In retrospect it's actually funny that last year Meta spent so many resources training a dense 405B model that both underperforms compared to models a tenth its size and is impossible to run at a reasonable speed on any hardware in existence.

7 comments

moffkalast

jychang 1 day ago

Strong disagree.

Llama 4's release in 2025 is (deservedly) panned, but Llama 3.1 405b does not deserve that slander.

https://artificialanalysis.ai/#frontier-language-model-intel...

Do not compare 2024 models to the current cutting edge. At the time, Llama 3.1 405b was the very first open source (open weights) model to come close to the closed source cutting edge. It was very very close in performance to GPT-4o and Claude 3.5 Sonnet.

In essence, it was Deepseek R1 before Deepseek R1.

seunosewa 1 day ago
He is definitely talking about Llama4.
- lcnPylGDnU4H9OF 1 day ago
  
  > last year
  > dense
  > 405B model
  Llama4 does not match any of these details. Maybe the commenter thinks their comment is about Llama4 (I don't see a reason to believe so) but readers familiar with these details know they are referring to Llama3.1.
  
  1 reply →
- jug 1 day ago
  
  Llama 4 is neither from last year nor a dense model.

NitpickLawyer 1 day ago

It's not that clear. Yes, it underperforms in recent benchmarks and usecases (i.e. agentic stuff), but it is still one of the strongest open models in terms of "knowledge". Dense does have that advantage of MoE, even if it's extremely expensive to run inference on.

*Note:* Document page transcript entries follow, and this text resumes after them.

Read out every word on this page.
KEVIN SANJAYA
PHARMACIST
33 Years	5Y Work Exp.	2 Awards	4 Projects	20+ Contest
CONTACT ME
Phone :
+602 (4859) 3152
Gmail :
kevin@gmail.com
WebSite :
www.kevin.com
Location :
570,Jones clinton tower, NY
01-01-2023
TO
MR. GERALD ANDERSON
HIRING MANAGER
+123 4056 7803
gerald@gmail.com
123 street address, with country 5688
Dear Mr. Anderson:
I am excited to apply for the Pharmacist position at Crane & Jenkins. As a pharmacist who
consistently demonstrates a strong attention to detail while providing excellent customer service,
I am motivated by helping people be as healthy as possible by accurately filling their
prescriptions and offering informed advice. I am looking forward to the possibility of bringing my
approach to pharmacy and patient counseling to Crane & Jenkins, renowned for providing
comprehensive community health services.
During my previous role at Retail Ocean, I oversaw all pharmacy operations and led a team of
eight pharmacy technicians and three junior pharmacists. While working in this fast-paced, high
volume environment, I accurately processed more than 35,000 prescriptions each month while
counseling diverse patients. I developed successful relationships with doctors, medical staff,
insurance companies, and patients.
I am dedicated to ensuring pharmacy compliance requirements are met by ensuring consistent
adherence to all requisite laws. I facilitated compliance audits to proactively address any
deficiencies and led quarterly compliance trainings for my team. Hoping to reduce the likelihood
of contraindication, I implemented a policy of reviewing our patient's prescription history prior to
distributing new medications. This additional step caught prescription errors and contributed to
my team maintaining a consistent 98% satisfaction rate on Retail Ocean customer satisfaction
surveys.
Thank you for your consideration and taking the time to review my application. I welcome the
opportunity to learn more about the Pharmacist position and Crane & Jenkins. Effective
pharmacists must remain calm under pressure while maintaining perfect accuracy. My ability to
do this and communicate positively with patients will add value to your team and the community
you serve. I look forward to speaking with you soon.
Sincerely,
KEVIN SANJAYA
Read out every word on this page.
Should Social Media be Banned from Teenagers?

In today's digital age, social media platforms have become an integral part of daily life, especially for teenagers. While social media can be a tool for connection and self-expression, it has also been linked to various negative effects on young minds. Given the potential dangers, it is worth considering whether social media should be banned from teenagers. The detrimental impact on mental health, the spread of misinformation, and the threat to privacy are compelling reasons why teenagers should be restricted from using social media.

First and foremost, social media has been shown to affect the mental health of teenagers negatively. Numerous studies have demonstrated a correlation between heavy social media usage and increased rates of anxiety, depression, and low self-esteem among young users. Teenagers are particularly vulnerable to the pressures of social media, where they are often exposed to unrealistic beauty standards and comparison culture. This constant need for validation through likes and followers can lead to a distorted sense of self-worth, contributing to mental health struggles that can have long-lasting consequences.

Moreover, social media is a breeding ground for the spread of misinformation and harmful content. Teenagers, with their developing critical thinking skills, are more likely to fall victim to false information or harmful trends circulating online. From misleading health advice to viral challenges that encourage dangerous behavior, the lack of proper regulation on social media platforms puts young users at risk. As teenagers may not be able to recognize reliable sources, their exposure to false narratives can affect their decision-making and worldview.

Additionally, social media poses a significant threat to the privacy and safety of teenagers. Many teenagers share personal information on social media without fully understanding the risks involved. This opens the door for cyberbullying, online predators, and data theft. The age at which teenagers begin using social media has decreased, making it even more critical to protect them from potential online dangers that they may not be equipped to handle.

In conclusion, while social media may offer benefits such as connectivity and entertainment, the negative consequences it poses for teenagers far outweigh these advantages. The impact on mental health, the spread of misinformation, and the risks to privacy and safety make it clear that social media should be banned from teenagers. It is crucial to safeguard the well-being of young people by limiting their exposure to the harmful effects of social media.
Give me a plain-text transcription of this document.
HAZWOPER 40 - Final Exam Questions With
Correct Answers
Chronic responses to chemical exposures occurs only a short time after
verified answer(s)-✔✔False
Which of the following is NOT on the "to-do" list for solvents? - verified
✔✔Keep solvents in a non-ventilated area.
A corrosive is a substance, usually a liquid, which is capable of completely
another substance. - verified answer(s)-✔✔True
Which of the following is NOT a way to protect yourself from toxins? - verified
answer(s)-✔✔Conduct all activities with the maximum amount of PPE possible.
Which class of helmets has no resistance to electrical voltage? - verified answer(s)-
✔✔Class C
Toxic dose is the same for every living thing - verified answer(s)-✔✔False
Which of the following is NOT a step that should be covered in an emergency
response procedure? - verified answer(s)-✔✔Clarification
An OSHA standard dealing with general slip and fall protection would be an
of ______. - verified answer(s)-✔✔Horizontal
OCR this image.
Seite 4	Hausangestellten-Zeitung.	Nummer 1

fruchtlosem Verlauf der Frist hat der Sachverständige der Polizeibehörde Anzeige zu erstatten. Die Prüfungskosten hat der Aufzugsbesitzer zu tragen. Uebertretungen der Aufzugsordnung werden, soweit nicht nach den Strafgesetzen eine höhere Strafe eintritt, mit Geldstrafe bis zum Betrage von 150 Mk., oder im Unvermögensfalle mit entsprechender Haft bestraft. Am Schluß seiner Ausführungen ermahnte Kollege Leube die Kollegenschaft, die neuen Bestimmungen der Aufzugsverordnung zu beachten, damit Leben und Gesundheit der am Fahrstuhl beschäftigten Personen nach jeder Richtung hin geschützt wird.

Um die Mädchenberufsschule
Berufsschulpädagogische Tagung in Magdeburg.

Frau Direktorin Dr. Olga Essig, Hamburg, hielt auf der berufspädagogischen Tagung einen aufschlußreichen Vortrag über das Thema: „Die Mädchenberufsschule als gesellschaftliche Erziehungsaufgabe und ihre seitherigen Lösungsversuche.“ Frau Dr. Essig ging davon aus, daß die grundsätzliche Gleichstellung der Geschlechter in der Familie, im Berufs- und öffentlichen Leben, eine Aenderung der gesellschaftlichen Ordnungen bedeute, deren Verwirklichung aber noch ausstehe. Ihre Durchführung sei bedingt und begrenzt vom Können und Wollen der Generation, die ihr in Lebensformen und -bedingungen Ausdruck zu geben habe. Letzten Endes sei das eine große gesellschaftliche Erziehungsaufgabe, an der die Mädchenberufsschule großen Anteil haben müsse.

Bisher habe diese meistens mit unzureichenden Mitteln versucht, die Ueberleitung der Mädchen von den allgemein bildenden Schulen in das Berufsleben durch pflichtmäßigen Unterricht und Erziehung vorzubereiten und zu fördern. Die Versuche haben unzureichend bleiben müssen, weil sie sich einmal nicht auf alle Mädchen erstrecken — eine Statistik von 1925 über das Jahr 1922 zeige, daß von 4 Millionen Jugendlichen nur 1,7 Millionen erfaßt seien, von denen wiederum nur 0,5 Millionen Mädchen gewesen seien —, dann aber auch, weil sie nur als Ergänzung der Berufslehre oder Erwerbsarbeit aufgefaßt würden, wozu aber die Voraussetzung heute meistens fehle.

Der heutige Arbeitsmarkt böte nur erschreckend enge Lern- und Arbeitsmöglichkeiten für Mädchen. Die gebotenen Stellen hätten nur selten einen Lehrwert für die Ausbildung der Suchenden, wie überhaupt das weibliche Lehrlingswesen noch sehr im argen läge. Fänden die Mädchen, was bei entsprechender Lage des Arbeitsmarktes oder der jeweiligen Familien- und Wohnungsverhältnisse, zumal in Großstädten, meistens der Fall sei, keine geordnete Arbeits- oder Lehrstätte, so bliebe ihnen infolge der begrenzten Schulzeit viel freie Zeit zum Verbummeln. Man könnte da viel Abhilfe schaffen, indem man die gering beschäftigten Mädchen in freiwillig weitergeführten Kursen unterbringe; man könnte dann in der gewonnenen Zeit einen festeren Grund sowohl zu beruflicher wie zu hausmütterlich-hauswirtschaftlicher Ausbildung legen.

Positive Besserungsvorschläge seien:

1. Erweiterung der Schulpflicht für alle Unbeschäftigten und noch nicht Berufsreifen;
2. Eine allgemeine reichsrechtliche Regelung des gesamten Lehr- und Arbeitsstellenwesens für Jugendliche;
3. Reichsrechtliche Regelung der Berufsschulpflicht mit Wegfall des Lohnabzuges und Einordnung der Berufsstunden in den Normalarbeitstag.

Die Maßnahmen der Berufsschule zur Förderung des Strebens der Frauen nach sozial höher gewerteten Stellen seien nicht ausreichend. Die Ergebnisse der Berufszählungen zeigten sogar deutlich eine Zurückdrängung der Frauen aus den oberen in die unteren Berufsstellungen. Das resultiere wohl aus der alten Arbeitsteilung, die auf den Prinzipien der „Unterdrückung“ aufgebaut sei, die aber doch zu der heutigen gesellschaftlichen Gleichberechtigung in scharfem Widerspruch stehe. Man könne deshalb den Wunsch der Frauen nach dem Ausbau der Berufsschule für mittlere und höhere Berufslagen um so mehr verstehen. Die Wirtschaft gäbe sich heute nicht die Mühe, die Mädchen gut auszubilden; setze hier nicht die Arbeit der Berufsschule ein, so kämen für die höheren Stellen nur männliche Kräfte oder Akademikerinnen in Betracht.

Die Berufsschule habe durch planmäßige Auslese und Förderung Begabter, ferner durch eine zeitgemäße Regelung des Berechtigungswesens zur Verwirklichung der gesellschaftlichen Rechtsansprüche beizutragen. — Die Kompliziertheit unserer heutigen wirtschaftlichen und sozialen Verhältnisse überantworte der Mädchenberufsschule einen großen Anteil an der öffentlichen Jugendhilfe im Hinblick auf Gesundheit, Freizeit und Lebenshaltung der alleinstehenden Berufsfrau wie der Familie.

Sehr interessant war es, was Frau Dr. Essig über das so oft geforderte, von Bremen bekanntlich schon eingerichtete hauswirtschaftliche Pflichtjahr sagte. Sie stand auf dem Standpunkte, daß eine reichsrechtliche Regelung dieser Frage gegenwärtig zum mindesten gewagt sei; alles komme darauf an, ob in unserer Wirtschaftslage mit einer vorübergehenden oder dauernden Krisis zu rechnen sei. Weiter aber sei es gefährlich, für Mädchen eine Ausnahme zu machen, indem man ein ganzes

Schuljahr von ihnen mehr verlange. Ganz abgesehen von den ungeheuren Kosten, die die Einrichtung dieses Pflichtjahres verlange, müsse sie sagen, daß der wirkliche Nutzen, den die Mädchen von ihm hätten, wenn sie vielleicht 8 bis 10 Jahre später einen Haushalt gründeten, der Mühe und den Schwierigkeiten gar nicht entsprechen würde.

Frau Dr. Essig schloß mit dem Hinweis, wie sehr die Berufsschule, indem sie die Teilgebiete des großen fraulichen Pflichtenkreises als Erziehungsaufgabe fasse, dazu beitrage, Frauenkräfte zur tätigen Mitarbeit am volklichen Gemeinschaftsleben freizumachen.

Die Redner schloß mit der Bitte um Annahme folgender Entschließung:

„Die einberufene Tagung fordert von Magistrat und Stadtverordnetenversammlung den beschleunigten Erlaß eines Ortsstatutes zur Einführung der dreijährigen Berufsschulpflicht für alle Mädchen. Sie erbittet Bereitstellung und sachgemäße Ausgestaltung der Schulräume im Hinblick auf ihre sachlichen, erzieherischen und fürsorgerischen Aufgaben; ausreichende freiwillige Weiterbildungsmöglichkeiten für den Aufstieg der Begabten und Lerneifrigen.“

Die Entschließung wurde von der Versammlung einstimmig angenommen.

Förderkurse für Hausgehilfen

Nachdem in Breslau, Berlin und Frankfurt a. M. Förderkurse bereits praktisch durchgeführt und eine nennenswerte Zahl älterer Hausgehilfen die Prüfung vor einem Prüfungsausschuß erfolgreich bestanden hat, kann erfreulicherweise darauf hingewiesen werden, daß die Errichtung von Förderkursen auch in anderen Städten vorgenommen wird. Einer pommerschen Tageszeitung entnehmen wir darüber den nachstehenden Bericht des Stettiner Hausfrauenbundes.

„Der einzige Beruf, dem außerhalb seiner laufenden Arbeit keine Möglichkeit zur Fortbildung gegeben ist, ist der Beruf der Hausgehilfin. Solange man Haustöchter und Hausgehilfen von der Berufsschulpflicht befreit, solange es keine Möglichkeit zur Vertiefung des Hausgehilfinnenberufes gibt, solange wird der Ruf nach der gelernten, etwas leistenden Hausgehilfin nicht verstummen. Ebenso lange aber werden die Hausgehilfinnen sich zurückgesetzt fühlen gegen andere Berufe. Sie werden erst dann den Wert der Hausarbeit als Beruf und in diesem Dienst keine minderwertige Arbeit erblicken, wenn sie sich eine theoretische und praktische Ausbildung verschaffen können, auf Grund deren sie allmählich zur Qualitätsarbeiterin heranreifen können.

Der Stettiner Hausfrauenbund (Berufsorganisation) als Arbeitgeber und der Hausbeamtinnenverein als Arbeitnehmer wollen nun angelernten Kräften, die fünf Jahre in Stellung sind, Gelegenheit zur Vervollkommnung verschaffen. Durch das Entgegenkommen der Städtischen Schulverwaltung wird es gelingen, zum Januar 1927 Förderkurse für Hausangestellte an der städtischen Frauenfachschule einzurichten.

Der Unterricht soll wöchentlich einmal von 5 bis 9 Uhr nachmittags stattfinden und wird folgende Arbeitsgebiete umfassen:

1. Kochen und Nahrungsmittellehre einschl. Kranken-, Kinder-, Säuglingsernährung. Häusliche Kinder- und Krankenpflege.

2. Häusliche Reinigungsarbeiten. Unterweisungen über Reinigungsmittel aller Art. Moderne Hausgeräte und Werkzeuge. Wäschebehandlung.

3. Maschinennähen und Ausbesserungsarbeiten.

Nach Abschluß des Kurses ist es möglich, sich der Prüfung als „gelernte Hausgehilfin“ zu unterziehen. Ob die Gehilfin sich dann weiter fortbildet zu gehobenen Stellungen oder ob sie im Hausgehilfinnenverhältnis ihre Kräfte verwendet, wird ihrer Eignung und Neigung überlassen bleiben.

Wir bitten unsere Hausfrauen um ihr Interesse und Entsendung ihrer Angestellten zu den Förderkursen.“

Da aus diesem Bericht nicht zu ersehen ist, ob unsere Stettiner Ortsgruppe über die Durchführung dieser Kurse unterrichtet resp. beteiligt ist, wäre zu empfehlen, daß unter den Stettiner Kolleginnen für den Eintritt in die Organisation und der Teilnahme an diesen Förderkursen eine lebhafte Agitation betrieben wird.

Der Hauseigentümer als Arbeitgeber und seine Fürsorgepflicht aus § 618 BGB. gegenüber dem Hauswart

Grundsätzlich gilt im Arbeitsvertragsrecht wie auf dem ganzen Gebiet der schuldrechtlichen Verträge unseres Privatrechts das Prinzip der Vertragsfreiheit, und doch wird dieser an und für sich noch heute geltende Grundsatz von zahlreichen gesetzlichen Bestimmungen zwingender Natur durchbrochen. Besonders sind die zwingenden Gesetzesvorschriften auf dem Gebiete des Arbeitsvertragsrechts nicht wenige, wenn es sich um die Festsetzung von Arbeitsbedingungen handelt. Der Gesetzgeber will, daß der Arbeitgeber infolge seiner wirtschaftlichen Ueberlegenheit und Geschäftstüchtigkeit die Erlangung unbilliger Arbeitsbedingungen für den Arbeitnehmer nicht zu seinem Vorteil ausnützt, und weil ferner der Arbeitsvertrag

Check out this great exercise - https://open.substack.com/pub/outsidetext/p/how-does-a-blind...

moffkalast 1 day ago

Ok wow that is incredibly interesting, what a test. I would've honestly expected just random noise (like if you gave this same task a human, lol) but you can even see related models draw similar results. Maybe it is an indicator of overall knowledge, or how consistent the world model is. It also could not correlate at all with non-geographical knowledge.